The uncommonLines function

The uncommonLines function takes two lists, finds the lines that are in one list, but not in the other, and marks them with a leading "+" or "-" depending on which of the two lists the line is found in. If you start with the first list, add the lines marked with "+", and delete the lines marked with "-", you get the second list.

put uncommonLines(field "Original",field "New") into tLines

Finding lines in the first list that are not in the second list

The handler goes through each list in turn, and builds a third list consisting of the lines that the lists don't have in common. First, it uses a repeat control structure to scan each line in the pFirstList parameter. If the line doesn't also appear in the pSecondList parameter, the handler adds that line to a variable called tUncommon, prepending a "-" to the line with the && operator. (The && operator places a space between the "-" and the text of the line for better readability.) It also adds a return character so that the next line added will start on a new line.

repeat for each line tLine in pFirstList
	if tLine is not in pSecondList then 
		## include this line
		put "-" && tLine & return after tUncommon
	end if
end repeat

Next, the handler uses a similar repeat loop to scan each line in pSecondList. If the line isn't in the pFirstList, the handler adds the line to the tUncommon variable, prepending a "+" this time.

Returning the uncommon lines

Since the handler adds a return character to tUncommon after each uncommon line it finds, the last character of tUncommon is a trailing return. The handler deletes this trailing return and then returns the contents of the tUncommon variable.

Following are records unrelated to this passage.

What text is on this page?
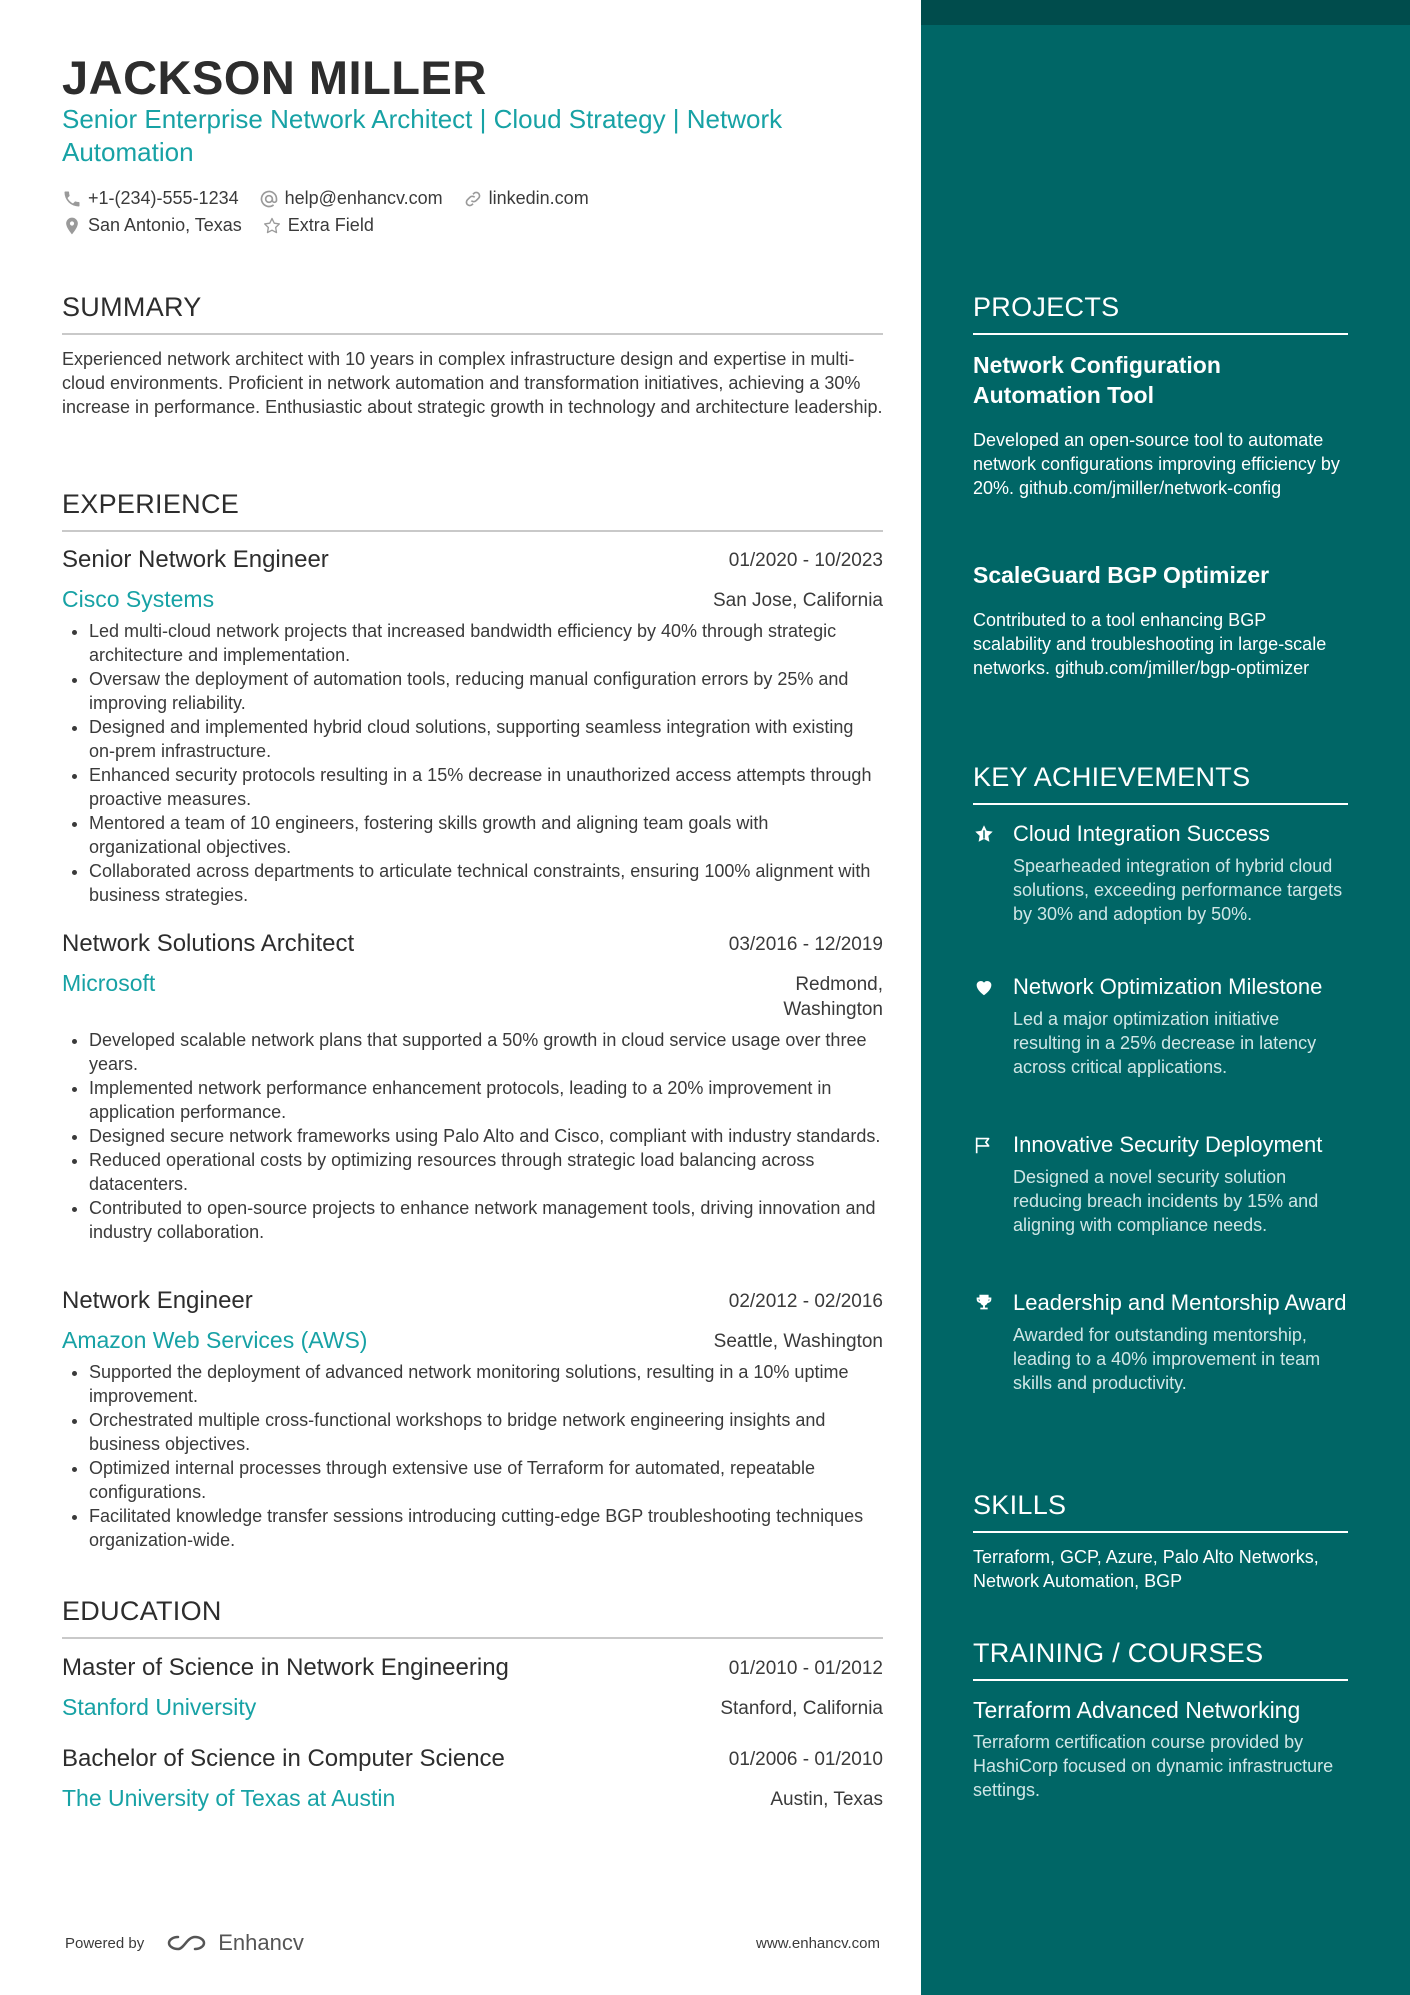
JACKSON MILLER
Senior Enterprise Network Architect | Cloud Strategy | Network Automation
+1-(234)-555-1234	help@enhancv.com	linkedin.com
San Antonio, Texas	Extra Field
SUMMARY
Experienced network architect with 10 years in complex infrastructure design and expertise in multi-cloud environments. Proficient in network automation and transformation initiatives, achieving a 30% increase in performance. Enthusiastic about strategic growth in technology and architecture leadership.
EXPERIENCE
Senior Network Engineer	01/2020 - 10/2023
Cisco Systems	San Jose, California
• Led multi-cloud network projects that increased bandwidth efficiency by 40% through strategic architecture and implementation.
• Oversaw the deployment of automation tools, reducing manual configuration errors by 25% and improving reliability.
• Designed and implemented hybrid cloud solutions, supporting seamless integration with existing on-prem infrastructure.
• Enhanced security protocols resulting in a 15% decrease in unauthorized access attempts through proactive measures.
• Mentored a team of 10 engineers, fostering skills growth and aligning team goals with organizational objectives.
• Collaborated across departments to articulate technical constraints, ensuring 100% alignment with business strategies.
Network Solutions Architect	03/2016 - 12/2019
Microsoft	Redmond, Washington
• Developed scalable network plans that supported a 50% growth in cloud service usage over three years.
• Implemented network performance enhancement protocols, leading to a 20% improvement in application performance.
• Designed secure network frameworks using Palo Alto and Cisco, compliant with industry standards.
• Reduced operational costs by optimizing resources through strategic load balancing across datacenters.
• Contributed to open-source projects to enhance network management tools, driving innovation and industry collaboration.
Network Engineer	02/2012 - 02/2016
Amazon Web Services (AWS)	Seattle, Washington
• Supported the deployment of advanced network monitoring solutions, resulting in a 10% uptime improvement.
• Orchestrated multiple cross-functional workshops to bridge network engineering insights and business objectives.
• Optimized internal processes through extensive use of Terraform for automated, repeatable configurations.
• Facilitated knowledge transfer sessions introducing cutting-edge BGP troubleshooting techniques organization-wide.
EDUCATION
Master of Science in Network Engineering	01/2010 - 01/2012
Stanford University	Stanford, California
Bachelor of Science in Computer Science	01/2006 - 01/2010
The University of Texas at Austin	Austin, Texas
Powered by	Enhancv	www.enhancv.com
PROJECTS
Network Configuration Automation Tool
Developed an open-source tool to automate network configurations improving efficiency by 20%. github.com/jmiller/network-config
ScaleGuard BGP Optimizer
Contributed to a tool enhancing BGP scalability and troubleshooting in large-scale networks. github.com/jmiller/bgp-optimizer
KEY ACHIEVEMENTS
Cloud Integration Success
Spearheaded integration of hybrid cloud solutions, exceeding performance targets by 30% and adoption by 50%.
Network Optimization Milestone
Led a major optimization initiative resulting in a 25% decrease in latency across critical applications.
Innovative Security Deployment
Designed a novel security solution reducing breach incidents by 15% and aligning with compliance needs.
Leadership and Mentorship Award
Awarded for outstanding mentorship, leading to a 40% improvement in team skills and productivity.
SKILLS
Terraform, GCP, Azure, Palo Alto Networks, Network Automation, BGP
TRAINING / COURSES
Terraform Advanced Networking
Terraform certification course provided by HashiCorp focused on dynamic infrastructure settings.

if last char of tUncommon is return then
	## strip trailing return
	delete last char of tUncommon
end if
return tUncommon

The uncommonLines function code

This function is added to the card script

function uncommonLines pFirstList, pSecondList
	local tUncommon
   
	## find lines in the first list but not the second list
	repeat for each line tLine in pFirstList
		if tLine is not in pSecondList then 
			## include this line
			put "-" && tLine & return after tUncommon
		end if
	end repeat
   
	## find lines in the second list but not the first list
	repeat for each line tLine in pSecondList
		if tLine is not in pFirstList then 
			## include this line
			put "+" && tLine & return after tUncommon
		end if
	end repeat
   
	if last char of tUncommon is return then
		## strip trailing return
		delete last char of tUncommon
	end if
	return tUncommon
end uncommonLines

A note on efficiency

To make this handler faster, we've used the repeat for each form of the repeat control structure. A more traditional way to write the first repeat loop would be like this:

repeat with x = 1 to the number of lines in pFirstList
	if line x of pFirstList is not in pSecondList then
		put "-" && line x of pFisrtList & return after tUncommon
	end if
end repeat

Many languages support this form of repeat loop, and Transcript does too: this form will work the same way as the one we used. However, the repeat for each form is much faster--depending on the circumstances, up to hundreds of times faster--than the repeat with x = start to end form.